For additional consideration, is the indication that most surf therapy programs are utilising group-based approaches delivered over a certain duration of time or at least offering this modality as the main foundation for engaging with their target population. The presence of group therapy as being potentially integral to surf therapy delivery has received limited attention in previous literature with one possible exception (see Fleischmann et al., 2011). It raises the question of whether group work is indeed essential, or at least more effective than individual work, to surf therapy (i.e., socialisation and connectedness as a primary therapeutic mechanism).

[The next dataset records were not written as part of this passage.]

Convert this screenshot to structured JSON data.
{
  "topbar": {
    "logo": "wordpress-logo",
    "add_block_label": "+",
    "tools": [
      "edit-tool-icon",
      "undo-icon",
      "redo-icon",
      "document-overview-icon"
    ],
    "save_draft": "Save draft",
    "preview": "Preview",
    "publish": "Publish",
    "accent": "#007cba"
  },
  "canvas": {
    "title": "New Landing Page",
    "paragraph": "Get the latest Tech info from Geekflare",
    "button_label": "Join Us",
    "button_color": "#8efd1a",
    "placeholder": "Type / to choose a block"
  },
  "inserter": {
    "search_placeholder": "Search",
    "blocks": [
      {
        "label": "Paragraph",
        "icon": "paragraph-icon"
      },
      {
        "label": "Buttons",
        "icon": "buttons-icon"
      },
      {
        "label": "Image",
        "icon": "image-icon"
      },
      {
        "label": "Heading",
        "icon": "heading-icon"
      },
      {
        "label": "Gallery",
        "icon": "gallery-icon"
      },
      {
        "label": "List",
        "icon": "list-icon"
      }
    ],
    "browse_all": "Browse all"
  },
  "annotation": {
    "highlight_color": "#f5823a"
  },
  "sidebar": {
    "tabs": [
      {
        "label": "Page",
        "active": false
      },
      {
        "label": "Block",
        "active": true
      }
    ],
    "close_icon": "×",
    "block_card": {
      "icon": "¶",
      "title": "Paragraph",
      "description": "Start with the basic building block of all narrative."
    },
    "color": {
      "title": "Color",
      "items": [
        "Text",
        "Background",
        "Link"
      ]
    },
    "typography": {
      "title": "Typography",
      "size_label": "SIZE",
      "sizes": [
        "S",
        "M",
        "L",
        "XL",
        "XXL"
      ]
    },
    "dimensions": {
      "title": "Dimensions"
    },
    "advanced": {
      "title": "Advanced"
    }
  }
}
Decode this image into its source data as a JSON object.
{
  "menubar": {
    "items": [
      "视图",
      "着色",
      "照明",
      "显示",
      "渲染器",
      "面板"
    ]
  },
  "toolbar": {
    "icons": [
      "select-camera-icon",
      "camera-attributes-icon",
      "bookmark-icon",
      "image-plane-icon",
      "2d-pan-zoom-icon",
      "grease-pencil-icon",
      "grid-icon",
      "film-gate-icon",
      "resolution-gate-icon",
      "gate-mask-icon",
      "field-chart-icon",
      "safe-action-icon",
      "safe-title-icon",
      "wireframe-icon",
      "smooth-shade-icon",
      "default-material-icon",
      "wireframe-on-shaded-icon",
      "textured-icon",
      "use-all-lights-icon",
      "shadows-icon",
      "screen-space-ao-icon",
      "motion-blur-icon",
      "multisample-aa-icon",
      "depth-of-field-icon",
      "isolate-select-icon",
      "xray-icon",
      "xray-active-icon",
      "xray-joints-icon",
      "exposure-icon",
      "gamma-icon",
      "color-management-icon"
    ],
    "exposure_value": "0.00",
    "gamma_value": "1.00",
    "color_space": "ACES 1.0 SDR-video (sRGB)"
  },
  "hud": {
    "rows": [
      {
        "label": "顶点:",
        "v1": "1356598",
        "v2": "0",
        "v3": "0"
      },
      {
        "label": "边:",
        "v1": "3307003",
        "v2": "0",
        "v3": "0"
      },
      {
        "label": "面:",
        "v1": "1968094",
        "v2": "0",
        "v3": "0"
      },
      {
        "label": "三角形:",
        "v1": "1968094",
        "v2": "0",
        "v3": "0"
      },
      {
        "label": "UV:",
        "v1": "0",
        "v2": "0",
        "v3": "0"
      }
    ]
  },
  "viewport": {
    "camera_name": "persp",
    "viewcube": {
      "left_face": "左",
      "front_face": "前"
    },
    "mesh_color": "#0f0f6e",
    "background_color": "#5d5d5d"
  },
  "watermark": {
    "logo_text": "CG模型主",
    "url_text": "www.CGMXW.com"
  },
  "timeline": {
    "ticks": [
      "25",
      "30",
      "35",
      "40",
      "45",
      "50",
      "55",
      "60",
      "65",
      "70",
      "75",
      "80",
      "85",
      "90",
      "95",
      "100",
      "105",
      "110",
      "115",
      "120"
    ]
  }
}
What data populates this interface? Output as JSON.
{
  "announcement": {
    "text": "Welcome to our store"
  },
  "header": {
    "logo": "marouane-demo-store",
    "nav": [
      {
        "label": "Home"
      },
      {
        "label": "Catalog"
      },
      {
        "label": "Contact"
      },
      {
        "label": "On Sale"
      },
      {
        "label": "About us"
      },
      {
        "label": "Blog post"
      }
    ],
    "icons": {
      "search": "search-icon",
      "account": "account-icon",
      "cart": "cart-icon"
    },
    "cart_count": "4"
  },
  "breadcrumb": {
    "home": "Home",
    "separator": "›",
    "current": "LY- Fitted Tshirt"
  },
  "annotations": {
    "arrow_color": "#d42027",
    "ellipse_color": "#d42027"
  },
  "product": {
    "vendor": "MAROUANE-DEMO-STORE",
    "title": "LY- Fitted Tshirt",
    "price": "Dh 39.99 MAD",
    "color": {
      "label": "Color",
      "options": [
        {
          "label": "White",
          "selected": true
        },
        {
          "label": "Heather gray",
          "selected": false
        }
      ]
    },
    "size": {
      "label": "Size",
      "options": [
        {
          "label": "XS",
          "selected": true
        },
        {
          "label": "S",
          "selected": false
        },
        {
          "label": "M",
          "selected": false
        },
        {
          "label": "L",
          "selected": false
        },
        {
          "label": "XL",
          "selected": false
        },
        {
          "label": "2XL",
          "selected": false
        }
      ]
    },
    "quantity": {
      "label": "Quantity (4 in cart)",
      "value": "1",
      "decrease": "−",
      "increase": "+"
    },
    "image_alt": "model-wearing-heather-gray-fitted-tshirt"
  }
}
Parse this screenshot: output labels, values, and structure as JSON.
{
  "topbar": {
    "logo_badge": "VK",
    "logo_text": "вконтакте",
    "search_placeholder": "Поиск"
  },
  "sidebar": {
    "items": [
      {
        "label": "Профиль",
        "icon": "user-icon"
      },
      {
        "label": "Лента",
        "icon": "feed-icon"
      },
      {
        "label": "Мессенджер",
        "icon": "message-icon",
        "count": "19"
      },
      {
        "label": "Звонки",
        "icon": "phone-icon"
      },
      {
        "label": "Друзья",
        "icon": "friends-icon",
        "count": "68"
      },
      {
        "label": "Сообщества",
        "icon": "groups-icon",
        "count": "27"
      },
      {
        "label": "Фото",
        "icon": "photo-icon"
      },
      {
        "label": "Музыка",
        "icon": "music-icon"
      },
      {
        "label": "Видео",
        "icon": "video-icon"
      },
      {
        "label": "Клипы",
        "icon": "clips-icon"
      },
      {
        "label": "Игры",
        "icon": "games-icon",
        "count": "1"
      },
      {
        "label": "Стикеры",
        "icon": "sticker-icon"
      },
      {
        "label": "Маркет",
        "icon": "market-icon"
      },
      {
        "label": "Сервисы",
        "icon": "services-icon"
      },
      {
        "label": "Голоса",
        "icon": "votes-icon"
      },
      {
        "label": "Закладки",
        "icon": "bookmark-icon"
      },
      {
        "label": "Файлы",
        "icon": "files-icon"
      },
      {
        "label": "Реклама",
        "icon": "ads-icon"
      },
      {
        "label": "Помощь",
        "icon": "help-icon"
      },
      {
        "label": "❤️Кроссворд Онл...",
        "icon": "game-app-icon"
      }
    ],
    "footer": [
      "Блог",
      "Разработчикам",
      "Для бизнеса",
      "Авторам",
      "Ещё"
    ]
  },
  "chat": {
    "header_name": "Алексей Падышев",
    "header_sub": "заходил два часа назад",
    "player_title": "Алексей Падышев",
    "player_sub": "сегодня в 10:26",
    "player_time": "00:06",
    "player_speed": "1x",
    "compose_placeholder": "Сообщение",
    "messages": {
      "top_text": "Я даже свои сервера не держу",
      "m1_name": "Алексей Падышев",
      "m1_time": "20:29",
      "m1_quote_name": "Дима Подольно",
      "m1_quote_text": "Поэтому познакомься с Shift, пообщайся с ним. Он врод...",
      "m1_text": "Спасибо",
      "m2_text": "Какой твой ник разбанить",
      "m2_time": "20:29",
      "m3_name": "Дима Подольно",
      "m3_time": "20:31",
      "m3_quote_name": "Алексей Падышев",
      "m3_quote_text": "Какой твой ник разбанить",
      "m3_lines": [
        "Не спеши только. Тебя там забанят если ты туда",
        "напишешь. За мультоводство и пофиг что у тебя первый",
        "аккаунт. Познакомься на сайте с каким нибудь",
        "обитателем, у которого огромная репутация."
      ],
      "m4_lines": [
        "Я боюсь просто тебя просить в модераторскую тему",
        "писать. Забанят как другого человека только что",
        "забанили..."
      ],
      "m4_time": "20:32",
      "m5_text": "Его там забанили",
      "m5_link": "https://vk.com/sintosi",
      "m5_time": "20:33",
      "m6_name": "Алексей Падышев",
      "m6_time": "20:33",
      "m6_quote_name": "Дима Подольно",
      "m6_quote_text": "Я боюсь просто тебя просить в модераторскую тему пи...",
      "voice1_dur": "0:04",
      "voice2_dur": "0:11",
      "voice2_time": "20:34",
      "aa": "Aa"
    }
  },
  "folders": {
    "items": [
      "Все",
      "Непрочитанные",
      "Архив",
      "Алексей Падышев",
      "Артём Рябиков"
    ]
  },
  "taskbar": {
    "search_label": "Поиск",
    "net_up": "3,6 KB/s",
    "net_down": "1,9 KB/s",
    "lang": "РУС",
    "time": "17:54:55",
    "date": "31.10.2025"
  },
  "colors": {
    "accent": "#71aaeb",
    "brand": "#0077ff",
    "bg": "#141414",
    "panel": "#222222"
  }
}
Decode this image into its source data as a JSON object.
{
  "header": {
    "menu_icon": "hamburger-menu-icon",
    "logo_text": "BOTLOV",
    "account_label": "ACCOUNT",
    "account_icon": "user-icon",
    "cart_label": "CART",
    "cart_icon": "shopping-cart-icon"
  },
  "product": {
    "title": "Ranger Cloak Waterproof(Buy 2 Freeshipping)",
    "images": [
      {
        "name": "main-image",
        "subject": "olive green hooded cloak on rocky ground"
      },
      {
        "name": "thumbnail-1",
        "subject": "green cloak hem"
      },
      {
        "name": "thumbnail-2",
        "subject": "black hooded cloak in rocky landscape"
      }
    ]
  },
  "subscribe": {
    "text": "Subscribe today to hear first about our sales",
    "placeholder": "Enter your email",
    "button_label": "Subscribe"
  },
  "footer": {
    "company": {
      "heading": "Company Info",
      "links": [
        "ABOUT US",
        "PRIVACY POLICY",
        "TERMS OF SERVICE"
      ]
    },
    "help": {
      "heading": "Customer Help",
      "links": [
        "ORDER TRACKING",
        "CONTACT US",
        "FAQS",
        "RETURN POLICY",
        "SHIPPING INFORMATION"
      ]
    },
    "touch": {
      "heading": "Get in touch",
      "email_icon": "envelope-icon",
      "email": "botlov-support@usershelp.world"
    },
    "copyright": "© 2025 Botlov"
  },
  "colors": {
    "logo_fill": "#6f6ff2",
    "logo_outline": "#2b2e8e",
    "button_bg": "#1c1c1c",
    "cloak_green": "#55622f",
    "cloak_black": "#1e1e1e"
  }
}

The current study found that funding was the main challenge for surf therapy program delivery internationally and that volunteers, parents, and community members play a critical role in the delivery of programs. Given previous research has also shown that funding remains a constant challenge for surf therapy, it is not surprising that there appears to remain a high reliance on volunteer roles in program delivery (Benninger et al., 2020; Walter et al., 2020). The present study’s confirmation of the element of community support within surf therapy program delivery, may potentially suggest a further perceived benefit provided by the community aspect of surf therapy delivery and as yet little explored within the research literature.

Future

Future directions for surf therapy programs based on the study results showed a demand for evidence-based interventions and that this required the development of valid and reliable methods to gather such evidence. While a number of programs reported using validated outcome measures, the diversity of such measures precluded a comparison of data across sites. It is thus essential to continue to build the space of evidence-based practice within this evolving field, as previously highlighted (Benninger et al., 2020; Walter et al., 2020). The current study identified some consistent aspects of surf therapy program delivery. Yet future research is needed to investigate the theory of change in surf therapy programs; in addition to specifically focused and deeper exploration of core components highlighted within the present study (i.e., safe spaces) (see Marshall et al., 2020, Marshall, 2022) In addition, effectiveness trials such as randomised controlled trial designs will provide robust evidence for current programs to support best practice and inform funding applications.

One potential avenue toward finding common ground across surf therapy interventions and therefore enabling easier facilitation of evidence-based trials, may be to bring together current best practice approaches and identification of endorsed metrics to create delivery guidelines as recommended previously (see Walter et al., 2020). Future research should also build on the recommendations of recent findings indicating the need for a common set of metrics, evaluation, and assessment tools appropriate for both populations and outcomes (Walter et al., 2020). The above suggestions are likely to assist in establishing greater rigour in relation to research and outcomes across the field of surf therapy and, consequentially, enabling access to broader funding options.

Conclusion

The findings of the current study contribute valued knowledge to the delivery of surf therapy programs and provide a preliminary framework for the development of robust efficacy intervention trials. Knowledge of shared practices and differences (based on target population and intervention purpose) create opportunities for building strength, collaboration, and connection within the formative years of surf therapy program delivery. Shaping the future of surf therapy will be led by this growing knowledge and by increasing understanding of components (such as group work and social connection) which are currently being utilised effectively. Consideration of the above, and other emerging research, will assist in creating a suitable container of best practice guidelines and contribute to an evolved and informed definition of the meaning of surf therapy.